すぐに気付かれた。それほどに緊張感が身体中を覆い尽しているのかもしれない。


「緊張して当然。そう思えば、少しは気が楽になるよ? 私はいつもそうしてる」
「当然……なるほど。ありがとう」
「頑張ってね」


頑張る――。
そうだ。私は今日、何が何でも頑張らなけれならない――。


「じゃあ、行って来るね」


とうとう、連弾ステージの時間が近付いて来た。
本番の30分前に、いつもの01教室で二宮さんと落ちあうことになっている。最終確認をするためだ。


「見に行くからね。頑張れ!」
「ありがとう」


香取さんの声援を背に教室を出ると、林君に出くわした。
あれから、なんとなく気まずい空気が流れている。


「私、これから連弾行って来るね」


でも、林君は友達だ。私はせめて、避けたりなんかしたくない。


「うん。頑張ってね。僕も見に行くよ」


やっぱり、その笑顔はどこか無理しているものだった。

衣裳の入った大きなバッグを胸に抱えて、01練習室へと向かう。
扉を開けると、そこには既に二宮さんがいた。


「すみません、遅くなって」

「早速、一回ずつ合わせよう」

「はい」


二宮さんは、黒い長袖のシャツと黒いズボンを着ていた。
シャツのボタンは上まできちんととめられている。肌が白いから黒が映える。
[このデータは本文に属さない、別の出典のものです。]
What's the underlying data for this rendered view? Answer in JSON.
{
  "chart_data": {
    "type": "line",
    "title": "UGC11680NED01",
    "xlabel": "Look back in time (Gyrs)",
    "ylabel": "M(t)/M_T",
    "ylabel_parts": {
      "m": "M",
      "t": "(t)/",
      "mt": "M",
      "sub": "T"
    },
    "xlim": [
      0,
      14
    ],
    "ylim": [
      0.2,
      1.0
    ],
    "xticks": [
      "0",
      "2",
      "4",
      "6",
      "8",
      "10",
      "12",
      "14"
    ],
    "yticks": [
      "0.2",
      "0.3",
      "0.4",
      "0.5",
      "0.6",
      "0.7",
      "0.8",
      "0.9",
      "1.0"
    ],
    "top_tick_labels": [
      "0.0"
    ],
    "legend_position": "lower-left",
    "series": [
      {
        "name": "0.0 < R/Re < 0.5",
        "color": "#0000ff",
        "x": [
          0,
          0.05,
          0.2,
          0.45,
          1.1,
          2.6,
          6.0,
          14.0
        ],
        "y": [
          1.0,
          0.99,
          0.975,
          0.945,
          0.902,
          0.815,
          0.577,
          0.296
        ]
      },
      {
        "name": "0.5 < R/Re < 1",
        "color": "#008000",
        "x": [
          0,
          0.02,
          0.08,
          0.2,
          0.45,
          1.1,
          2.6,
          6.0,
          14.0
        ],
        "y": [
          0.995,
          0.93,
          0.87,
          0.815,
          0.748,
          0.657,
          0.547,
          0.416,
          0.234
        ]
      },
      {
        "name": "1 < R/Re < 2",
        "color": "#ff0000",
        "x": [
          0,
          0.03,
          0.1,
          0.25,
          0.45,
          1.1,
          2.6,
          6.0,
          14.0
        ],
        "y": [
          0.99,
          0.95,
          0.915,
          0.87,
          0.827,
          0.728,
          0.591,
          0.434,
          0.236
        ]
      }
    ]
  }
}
きちんと感のある、まさに貴公子だ。
一曲目の愛の挨拶は、私も黒いカットソーに黒いパンツ。黒で二宮さんと揃えている。一曲目が終わったら舞台袖に戻り、アイドルのコンサートばりの早着替えをする。言うのは簡単だけど、これが結構大変なのだ。

二宮さんの隣に素早く座る。

何日もこの01教室で練習して来た。
木の壁と床の匂いも、このピアノの鍵盤の感触も、何もかもが私の身体に沁みこまれている。
大袈裟に言うなら、私のこの夏の青春そのものだ。

二宮さんと視線を合わせる。そして、呼吸を合わせ、指に神経を行き渡らせ鍵盤を鳴らす。



「――じゃあ行くか」

「はい」


時間はあったけれど、何故か二宮さんは一度合わせればそれでいいと言った。
直前にいくら弾いても意味はないということなのかもしれない。
それに、私に一切注意をしなかった。

ダメだ。やっぱり、全然緊張が収まらない――。

むしろ本番が近付くにつれて、恐ろしいほどの緊張が身体を侵食して行く。